While improvements in general were modest, we make the following observations. A very simple and efficient method, iterative deletion, can provide a few percent improvement with negligible impact on run time. From this, we assert that we can obtain a modest improvement "for free," and suspect that improvements in direct k-way partitioning will have benefit for circuit placement.
CONCLUSION
In this paper, we have presented an optimization approach which allows the consideration of global objectives from within a traditional top-down placement framework.
Global optimization is extremely difficult; while the conditions under which iterated bisections can obtain stable and suboptimal configurations are clear, it was unknown if this would occur in practice, or if it would be at all common. With a relatively simple approach, some improvement has been obtained, indicating that not only do these configurations occur, but that we can address them through a global approach. While the average improvement is relatively small, these gains cannot be obtained through local optimization alone. We expect that greater improvements are possible, and are investigating methods to obtain improved direct k-way partitions.
Timing driven placement is a significant concern for modern design. We are currently working with an industry research group to evaluate the performance of our approach on large designs under realistic delay rules. We note that delay optimization is perhaps more of a global phenomena than wire length minimization: meeting timing objectives may require modifications in many areas of a placement, and reductions in delay for some nets may require increased delay in others.

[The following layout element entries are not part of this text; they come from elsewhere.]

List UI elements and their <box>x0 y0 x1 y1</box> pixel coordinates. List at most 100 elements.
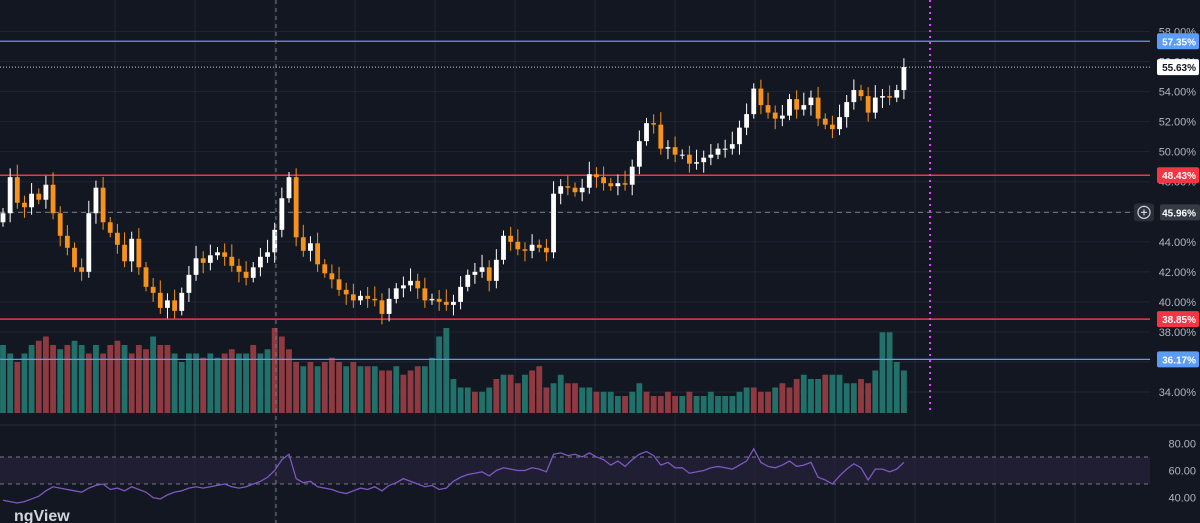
price-axis-tick: 40.00% <box>1159 297 1197 309</box>
volume-bar <box>493 379 500 413</box>
price-badge-label: 38.85% <box>1162 315 1196 326</box>
volume-bar <box>278 336 285 413</box>
candle-body <box>322 264 328 274</box>
candle-body <box>401 285 406 289</box>
horizontal-levels[interactable] <box>0 40 1150 360</box>
volume-bar <box>879 332 886 413</box>
candle-body <box>801 105 807 110</box>
volume-bar <box>707 391 714 413</box>
candle-body <box>186 274 192 293</box>
candle-body <box>143 267 149 287</box>
add-alert-plus-icon[interactable] <box>1134 203 1154 222</box>
candle-body <box>129 238 135 262</box>
candle-body <box>207 255 213 263</box>
candle-body <box>830 124 835 130</box>
volume-bar <box>293 362 300 413</box>
volume-bar <box>615 396 621 413</box>
volume-bar <box>665 391 671 413</box>
candle-body <box>157 292 163 308</box>
volume-bar <box>400 374 407 413</box>
candle-body <box>100 187 106 223</box>
candle-body <box>300 237 306 251</box>
candle-body <box>579 187 585 193</box>
candle-body <box>93 187 99 214</box>
volume-bar <box>350 362 357 413</box>
candle-body <box>572 187 578 193</box>
volume-bar <box>64 345 71 413</box>
volume-bar <box>872 370 879 413</box>
volume-bar <box>135 345 142 413</box>
volume-bar <box>443 328 450 413</box>
volume-bar <box>429 357 435 413</box>
volume-bar <box>50 345 56 413</box>
candle-body <box>708 154 714 158</box>
volume-bar <box>686 391 693 413</box>
candle-body <box>451 301 456 305</box>
candle-body <box>672 147 678 155</box>
candle-body <box>522 249 528 251</box>
candle-body <box>679 154 685 156</box>
candle-body <box>358 295 363 301</box>
candle-body <box>715 148 721 155</box>
volume-bar <box>779 383 786 413</box>
price-axis-tick: 34.00% <box>1159 387 1197 399</box>
candle-body <box>472 271 478 275</box>
candle-body <box>429 298 435 301</box>
volume-bar <box>715 396 721 413</box>
price-axis-tick: 54.00% <box>1159 87 1197 99</box>
volume-bar <box>35 340 42 413</box>
candle-body <box>858 90 864 97</box>
candle-body <box>594 174 599 178</box>
candle-body <box>386 298 392 314</box>
volume-bar <box>722 396 729 413</box>
rsi-line <box>2 447 905 504</box>
volume-bar <box>214 357 221 413</box>
volume-bar <box>586 387 593 413</box>
price-axis-tick: 38.00% <box>1159 327 1197 339</box>
volume-bar <box>758 391 764 413</box>
candle-body <box>729 144 735 149</box>
candle-body <box>694 162 699 164</box>
candle-body <box>179 292 185 311</box>
volume-bar <box>343 366 350 413</box>
volume-bar <box>93 345 99 413</box>
candle-body <box>508 235 514 242</box>
candle-body <box>222 252 228 257</box>
price-badge-blue: 36.17% <box>1157 351 1199 368</box>
volume-bar <box>693 396 700 413</box>
volume-bar <box>371 366 378 413</box>
price-badge-label: 57.35% <box>1162 37 1196 48</box>
candle-body <box>894 90 900 98</box>
price-badge-red: 38.85% <box>1157 311 1199 328</box>
volume-bar <box>228 349 235 413</box>
candle-body <box>644 123 649 142</box>
volume-bar <box>336 362 342 413</box>
rsi-polyline <box>2 447 905 504</box>
candle-body <box>115 232 120 245</box>
volume-bar <box>300 366 307 413</box>
volume-bar <box>157 345 164 413</box>
candle-body <box>165 300 170 308</box>
price-badge-label: 36.17% <box>1162 355 1196 366</box>
candle-body <box>293 177 299 238</box>
candle-body <box>751 88 757 115</box>
candle-body <box>608 183 614 187</box>
volume-bar <box>636 383 643 413</box>
candle-body <box>29 193 34 208</box>
price-badge-label: 45.96% <box>1162 208 1196 219</box>
candle-body <box>372 298 378 301</box>
candle-body <box>415 280 421 289</box>
candle-body <box>758 88 764 106</box>
volume-bar <box>622 396 628 413</box>
volume-bar <box>600 391 607 413</box>
volume-bar <box>314 366 321 413</box>
candle-body <box>36 193 42 200</box>
volume-bar <box>200 357 207 413</box>
candle-body <box>236 265 242 272</box>
candle-body <box>486 267 492 281</box>
volume-bar <box>0 345 6 413</box>
rsi-axis-tick: 80.00 <box>1168 438 1196 450</box>
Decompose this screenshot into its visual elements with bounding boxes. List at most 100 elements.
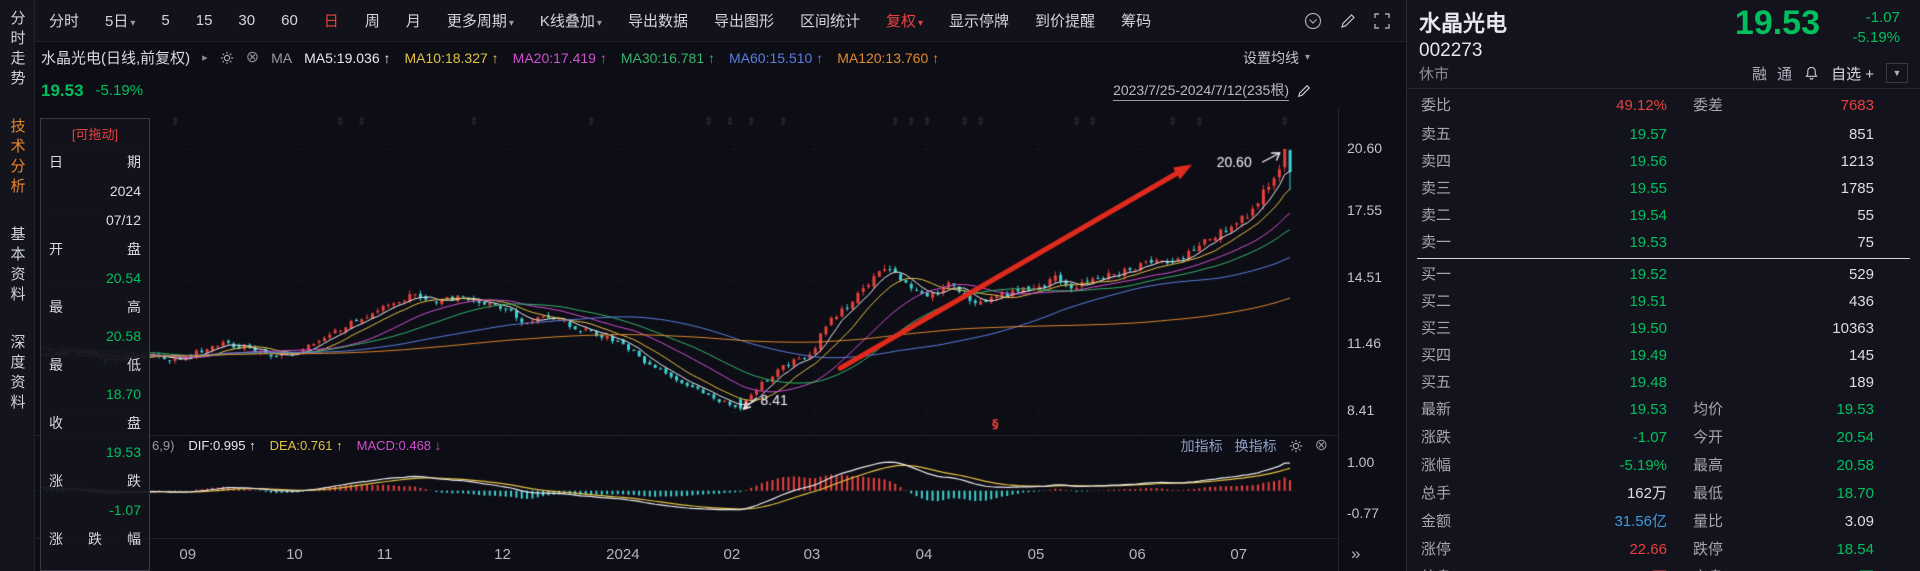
bid-row[interactable]: 买二 19.51 436 xyxy=(1407,288,1920,315)
ask-row[interactable]: 卖一 19.53 75 xyxy=(1407,229,1920,256)
label-char: 收 xyxy=(49,415,63,431)
bid-label: 买五 xyxy=(1421,374,1452,391)
stat-row: 外盘78.04万内盘84.13万 xyxy=(1407,564,1920,571)
caret-down-icon: ▾ xyxy=(130,18,136,29)
stat-value: 20.58 xyxy=(1836,457,1874,474)
sidebar-item[interactable]: 深度资料 xyxy=(8,334,26,414)
toolbar-item[interactable]: 筹码 xyxy=(1121,13,1152,30)
toolbar-item[interactable]: 周 xyxy=(364,13,380,30)
ohlc-info-box[interactable]: [可拖动] 日期 2024 07/12 开盘 20.54 最高 20.58 最低 18.70 收盘… xyxy=(40,118,150,571)
x-axis-label: 05 xyxy=(1027,546,1045,563)
stat-value: 18.70 xyxy=(1836,485,1874,502)
toolbar-item[interactable]: 60 xyxy=(281,12,298,29)
toolbar-item[interactable]: 显示停牌 xyxy=(949,13,1010,30)
toolbar-item[interactable]: 复权 ▾ xyxy=(885,13,924,30)
toolbar-item[interactable]: 到价提醒 xyxy=(1035,13,1096,30)
label-char: 日 xyxy=(49,154,63,170)
label-char: 涨 xyxy=(49,531,63,547)
stat-row: 涨停 22.66 跌停 18.54 xyxy=(1407,536,1920,564)
scroll-right-button[interactable]: » xyxy=(1351,544,1361,563)
label-char: 涨 xyxy=(49,473,63,489)
toolbar-item[interactable]: 导出数据 xyxy=(627,13,688,30)
bid-row[interactable]: 买四 19.49 145 xyxy=(1407,342,1920,369)
bid-row[interactable]: 买一 19.52 529 xyxy=(1407,261,1920,288)
sidebar-item[interactable]: 基本资料 xyxy=(8,226,26,306)
toolbar-item[interactable]: 月 xyxy=(405,13,421,30)
bid-volume: 10363 xyxy=(1832,320,1874,337)
toolbar-item[interactable]: 30 xyxy=(238,12,256,29)
info-field-label: 开盘 xyxy=(49,235,141,264)
collapse-toolbar-icon[interactable] xyxy=(1304,12,1322,30)
switch-indicator-button[interactable]: 换指标 xyxy=(1234,437,1277,454)
toolbar-item[interactable]: 更多周期 ▾ xyxy=(446,13,514,30)
ma-settings-gear-icon[interactable] xyxy=(220,51,234,65)
sidebar-item[interactable]: 技术分析 xyxy=(8,118,26,198)
ask-volume: 851 xyxy=(1848,126,1874,143)
date-range-link[interactable]: 2023/7/25-2024/7/12(235根) xyxy=(1113,80,1289,101)
fullscreen-icon[interactable] xyxy=(1374,12,1390,29)
watchlist-dropdown[interactable]: ▼ xyxy=(1886,63,1908,83)
ma-readout: MA20:17.419 ↑ xyxy=(512,49,607,66)
stock-name: 水晶光电 xyxy=(1419,11,1508,36)
info-field-label: 涨跌 xyxy=(49,467,141,496)
expand-triangle-icon[interactable]: ▸ xyxy=(202,52,208,64)
sidebar-item[interactable]: 分时走势 xyxy=(8,10,26,90)
stat-value: -5.19% xyxy=(1619,457,1667,474)
macd-readout: DIF:0.995 ↑ xyxy=(188,438,256,453)
info-field-value: -1.07 xyxy=(109,502,141,518)
bid-row[interactable]: 买五 19.48 189 xyxy=(1407,369,1920,396)
indicator-close-icon[interactable]: ⊗ xyxy=(1314,436,1328,454)
ask-row[interactable]: 卖五 19.57 851 xyxy=(1407,121,1920,148)
connect-badge[interactable]: 通 xyxy=(1777,65,1793,83)
chart-title[interactable]: 水晶光电(日线,前复权) xyxy=(41,50,191,67)
ask-price: 19.55 xyxy=(1629,180,1667,197)
quote-panel: 水晶光电 002273 19.53 -1.07 -5.19% 休市 融通 自选 … xyxy=(1406,0,1920,571)
label-char: 高 xyxy=(127,299,141,315)
stat-label: 最高 xyxy=(1693,457,1724,474)
market-status: 休市 xyxy=(1419,65,1450,83)
y-axis-gutter: 20.60 17.55 14.51 11.46 8.41 1.00 -0.77 » xyxy=(1338,108,1407,571)
ask-row[interactable]: 卖二 19.54 55 xyxy=(1407,202,1920,229)
margin-badge[interactable]: 融 xyxy=(1752,65,1768,83)
ask-price: 19.54 xyxy=(1629,207,1667,224)
bid-price: 19.48 xyxy=(1629,374,1667,391)
stat-label: 最新 xyxy=(1421,401,1452,418)
macd-readout: DEA:0.761 ↑ xyxy=(269,438,343,453)
caret-down-icon: ▾ xyxy=(1304,52,1310,63)
bid-row[interactable]: 买三 19.50 10363 xyxy=(1407,315,1920,342)
bid-volume: 436 xyxy=(1848,293,1874,310)
add-indicator-button[interactable]: 加指标 xyxy=(1180,437,1223,454)
bid-label: 买四 xyxy=(1421,347,1452,364)
stat-label: 外盘 xyxy=(1421,564,1481,571)
toolbar-item[interactable]: 15 xyxy=(195,12,213,29)
draw-tools-icon[interactable] xyxy=(1340,13,1356,29)
indicator-settings-gear-icon[interactable] xyxy=(1289,439,1303,453)
stat-value: -1.07 xyxy=(1632,429,1667,446)
macd-chart-canvas[interactable] xyxy=(35,455,1338,538)
drag-handle-label[interactable]: [可拖动] xyxy=(71,127,119,142)
toolbar-item[interactable]: 5 xyxy=(161,12,170,29)
ask-row[interactable]: 卖四 19.56 1213 xyxy=(1407,148,1920,175)
toolbar-item[interactable]: 导出图形 xyxy=(713,13,774,30)
stat-value: 162万 xyxy=(1626,485,1667,502)
ma-settings-button[interactable]: 设置均线 ▾ xyxy=(1243,48,1406,68)
main-chart-canvas[interactable] xyxy=(35,108,1338,435)
add-watchlist-button[interactable]: 自选 + xyxy=(1831,65,1874,83)
ma-close-icon[interactable]: ⊗ xyxy=(245,48,260,66)
stat-value: 18.54 xyxy=(1836,541,1874,558)
toolbar-item[interactable]: 5日 ▾ xyxy=(105,13,136,30)
label-char: 开 xyxy=(49,241,63,257)
ask-row[interactable]: 卖三 19.55 1785 xyxy=(1407,175,1920,202)
toolbar-item[interactable]: K线叠加 ▾ xyxy=(539,13,602,30)
annotate-pen-icon[interactable] xyxy=(1297,84,1311,98)
toolbar-item[interactable]: 分时 xyxy=(49,13,80,30)
stat-row: 最新 19.53 均价 19.53 xyxy=(1407,396,1920,424)
alerts-bell-icon[interactable] xyxy=(1804,66,1819,81)
bid-levels: 买一 19.52 529 买二 19.51 436 买三 19.50 10363 买四 19.49 1… xyxy=(1407,261,1920,396)
stat-label: 涨跌 xyxy=(1421,429,1452,446)
toolbar-item[interactable]: 区间统计 xyxy=(799,13,860,30)
left-nav-sidebar: 分时走势技术分析基本资料深度资料 xyxy=(0,0,35,571)
ask-price: 19.57 xyxy=(1629,126,1667,143)
toolbar-item[interactable]: 日 xyxy=(323,13,339,30)
quote-stats: 最新 19.53 均价 19.53 涨跌 -1.07 今开 20.54 涨幅 -5.19% 最高 20… xyxy=(1407,396,1920,571)
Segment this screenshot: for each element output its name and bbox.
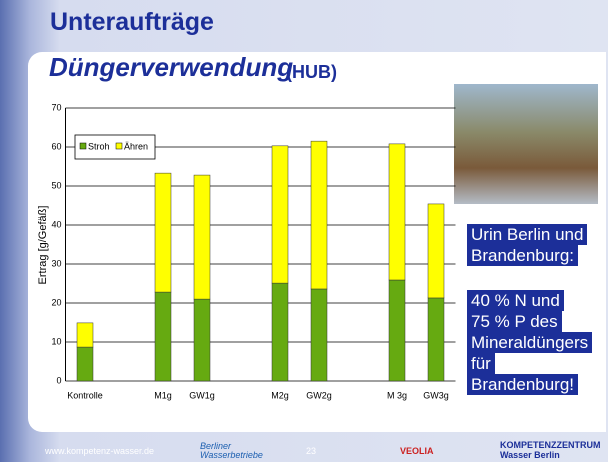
x-tick-label: GW3g [423, 390, 449, 400]
bar-segment [154, 172, 172, 293]
side-line: Brandenburg! [467, 374, 579, 395]
side-line: für [467, 353, 495, 374]
photo [454, 84, 598, 204]
side-line: 75 % P des [467, 311, 562, 332]
bar-segment [310, 288, 328, 382]
slide-title: Unteraufträge [50, 8, 214, 36]
y-tick-label: 0 [56, 375, 61, 385]
bar-segment [193, 298, 211, 382]
page-number: 23 [306, 446, 317, 456]
legend-swatch [115, 142, 123, 150]
legend-label: Stroh [88, 141, 110, 151]
y-tick-label: 50 [51, 180, 61, 190]
bar-segment [154, 291, 172, 382]
footer-logo: KOMPETENZZENTRUM Wasser Berlin [500, 440, 601, 460]
x-tick-label: M1g [154, 390, 172, 400]
side-line: Mineraldüngers [467, 332, 593, 353]
y-tick-label: 70 [51, 102, 61, 112]
legend-label: Ähren [124, 141, 148, 151]
x-tick-label: M 3g [387, 390, 407, 400]
x-tick-label: GW1g [189, 390, 215, 400]
y-tick-label: 10 [51, 336, 61, 346]
x-tick-label: Kontrolle [67, 390, 103, 400]
bar-segment [193, 174, 211, 300]
bar-segment [427, 203, 445, 299]
side-line: Urin Berlin und [467, 224, 588, 245]
subtitle-note: (HUB) [286, 62, 337, 82]
footer-logo: Berliner Wasserbetriebe [200, 441, 263, 460]
bar-segment [271, 145, 289, 284]
bar-segment [76, 346, 94, 382]
side-line: Brandenburg: [467, 245, 579, 266]
bar-segment [271, 282, 289, 382]
bar-segment [427, 297, 445, 382]
side-line: 40 % N und [467, 290, 564, 311]
bar-segment [388, 279, 406, 382]
x-tick-label: M2g [271, 390, 289, 400]
y-tick-label: 20 [51, 297, 61, 307]
y-tick-label: 40 [51, 219, 61, 229]
legend-box [74, 134, 156, 160]
bar-segment [76, 322, 94, 348]
y-tick-label: 30 [51, 258, 61, 268]
slide-subtitle: Düngerverwendung [49, 52, 294, 82]
x-tick-label: GW2g [306, 390, 332, 400]
bar-segment [388, 143, 406, 281]
footer-logo: VEOLIA [400, 446, 434, 456]
y-axis-label: Ertrag [g/Gefäß] [37, 206, 49, 285]
bar-segment [310, 140, 328, 290]
legend-swatch [79, 142, 87, 150]
footer-url: www.kompetenz-wasser.de [45, 446, 155, 456]
y-tick-label: 60 [51, 141, 61, 151]
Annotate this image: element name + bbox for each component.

We also observe that the traditional approach of Dunlop and Kernighan is quite effective when modern multi-level clustering partitioners are utilized. Wire lengths were comparable to those of a well known commercial tool, and results reported for the tool Capo indicate that placements are not necessarily difficult to route. Our implementation of Feng Shui is fast; we find solutions for the largest available benchmark circuits, using modest hardware and CPU times. The nearly linear growth in run times should allow application to extremely large industrial circuits.